Mpho Mvelase

Personal information
- Date of birth: 6 February 1989 (age 37)
- Positions: Defender; midfielder;

Team information
- Current team: TS Galaxy
- Number: 2

Senior career*
- Years: Team / Apps / (Gls)
- 2012–2014: United FC / 55 / (3)
- 2014–2015: Chippa United / 10 / (2)
- 2015–2017: Orlando Pirates / 2 / (0)
- 2017–2018: Chippa United / 19 / (0)
- 2018: Royal Eagles / 6 / (0)
- 2018–2021: Polokwane City / 61 / (5)
- 2021–2023: Marumo Gallants / 28 / (1)
- 2023–: TS Galaxy / 28 / (2)

= Mpho Mvelase =

South African soccer player (born 1989)

Mpho Mvelase (born 6 February 1989) is a South African soccer player who plays as a defender and midfielder for TS Galaxy in the South African Premier Division.

He was born in Dobsonville. Following two years in the National First Division with United FC, he joined Chippa United in 2014 and made his first-tier debut in the 2014-15 South African Premier Division. Already during that season, in January 2015, after only ten games (nine start) he was picked up by one of South Africa's big three teams, Orlando Pirates.

He played once in 2015, and only twice in the 2015-16 season—one in the league and one in the Telkom Knockout. It was speculated whether Mvelase would be loaned out. Media noticed that the players signed by Orlando Pirates from Chippa United usually received a similar treatment.

He stayed with Orlando Pirates until February 2017, when he finally left. He rejoined Chippa United as a free agent, initially on a six-month contract. After ending the 2017–18 season with the First Division team Royal Eagles, he moved on to another Premier Division team Polokwane City in the fall of 2018.
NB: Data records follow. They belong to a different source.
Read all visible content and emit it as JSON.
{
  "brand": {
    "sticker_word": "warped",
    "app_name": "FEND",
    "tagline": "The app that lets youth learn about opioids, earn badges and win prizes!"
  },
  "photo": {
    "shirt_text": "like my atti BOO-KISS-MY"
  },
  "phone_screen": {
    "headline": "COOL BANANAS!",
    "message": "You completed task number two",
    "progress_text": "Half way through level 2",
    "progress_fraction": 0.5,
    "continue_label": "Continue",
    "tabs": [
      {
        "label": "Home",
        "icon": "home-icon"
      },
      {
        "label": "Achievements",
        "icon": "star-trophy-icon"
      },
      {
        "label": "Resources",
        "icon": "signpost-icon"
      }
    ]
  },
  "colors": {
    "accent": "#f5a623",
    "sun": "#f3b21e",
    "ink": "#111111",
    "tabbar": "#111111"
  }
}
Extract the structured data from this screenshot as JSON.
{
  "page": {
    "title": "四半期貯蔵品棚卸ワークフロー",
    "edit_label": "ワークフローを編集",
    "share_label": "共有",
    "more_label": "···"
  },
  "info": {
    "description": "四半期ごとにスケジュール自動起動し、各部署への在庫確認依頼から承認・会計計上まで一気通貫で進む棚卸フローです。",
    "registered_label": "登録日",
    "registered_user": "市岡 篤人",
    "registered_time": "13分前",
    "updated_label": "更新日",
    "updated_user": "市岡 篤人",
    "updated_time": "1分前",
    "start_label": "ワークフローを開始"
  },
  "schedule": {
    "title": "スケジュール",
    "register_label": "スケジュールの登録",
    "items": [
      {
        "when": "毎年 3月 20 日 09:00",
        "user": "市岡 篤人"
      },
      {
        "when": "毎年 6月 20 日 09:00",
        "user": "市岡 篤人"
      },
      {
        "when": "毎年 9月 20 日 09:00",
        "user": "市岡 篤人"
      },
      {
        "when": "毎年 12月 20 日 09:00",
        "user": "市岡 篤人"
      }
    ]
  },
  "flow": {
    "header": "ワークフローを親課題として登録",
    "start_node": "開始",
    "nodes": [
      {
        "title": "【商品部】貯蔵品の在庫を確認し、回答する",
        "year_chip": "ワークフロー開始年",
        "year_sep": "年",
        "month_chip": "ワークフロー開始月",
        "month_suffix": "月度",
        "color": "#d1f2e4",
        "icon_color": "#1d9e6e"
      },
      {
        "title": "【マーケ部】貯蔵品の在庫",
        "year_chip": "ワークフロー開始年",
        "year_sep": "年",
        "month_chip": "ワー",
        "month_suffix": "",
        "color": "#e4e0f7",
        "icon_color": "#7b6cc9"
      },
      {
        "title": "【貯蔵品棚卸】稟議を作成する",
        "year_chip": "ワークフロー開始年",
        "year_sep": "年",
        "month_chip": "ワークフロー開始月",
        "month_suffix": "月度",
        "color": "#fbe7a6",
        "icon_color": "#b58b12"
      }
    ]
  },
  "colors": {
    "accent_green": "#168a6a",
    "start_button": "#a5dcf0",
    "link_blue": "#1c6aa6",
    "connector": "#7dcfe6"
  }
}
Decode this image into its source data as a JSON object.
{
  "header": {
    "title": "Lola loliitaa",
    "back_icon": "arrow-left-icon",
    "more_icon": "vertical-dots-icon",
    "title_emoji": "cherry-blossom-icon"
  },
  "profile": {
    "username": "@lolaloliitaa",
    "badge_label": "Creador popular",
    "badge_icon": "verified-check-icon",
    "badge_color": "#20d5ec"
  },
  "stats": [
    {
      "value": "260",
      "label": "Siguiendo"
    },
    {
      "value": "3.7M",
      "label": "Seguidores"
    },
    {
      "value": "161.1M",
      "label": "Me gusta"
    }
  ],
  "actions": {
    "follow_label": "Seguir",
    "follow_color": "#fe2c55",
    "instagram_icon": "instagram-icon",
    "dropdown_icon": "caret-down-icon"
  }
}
During two years in Marumo Gallants, Mvelase played and scored in the 2022–23 CAF Confederation Cup group stage. With Mvelase being named the team's defender of the year in 2022–23, Marumo Gallants were relegated that season, and Mvelase moved on to TS Galaxy. Here, he joined several other players in their late 30s, himself turning 35 at the end of the season. Nonetheless, Mvelase was a team regular and felt that his performances disproved ageism within soccer.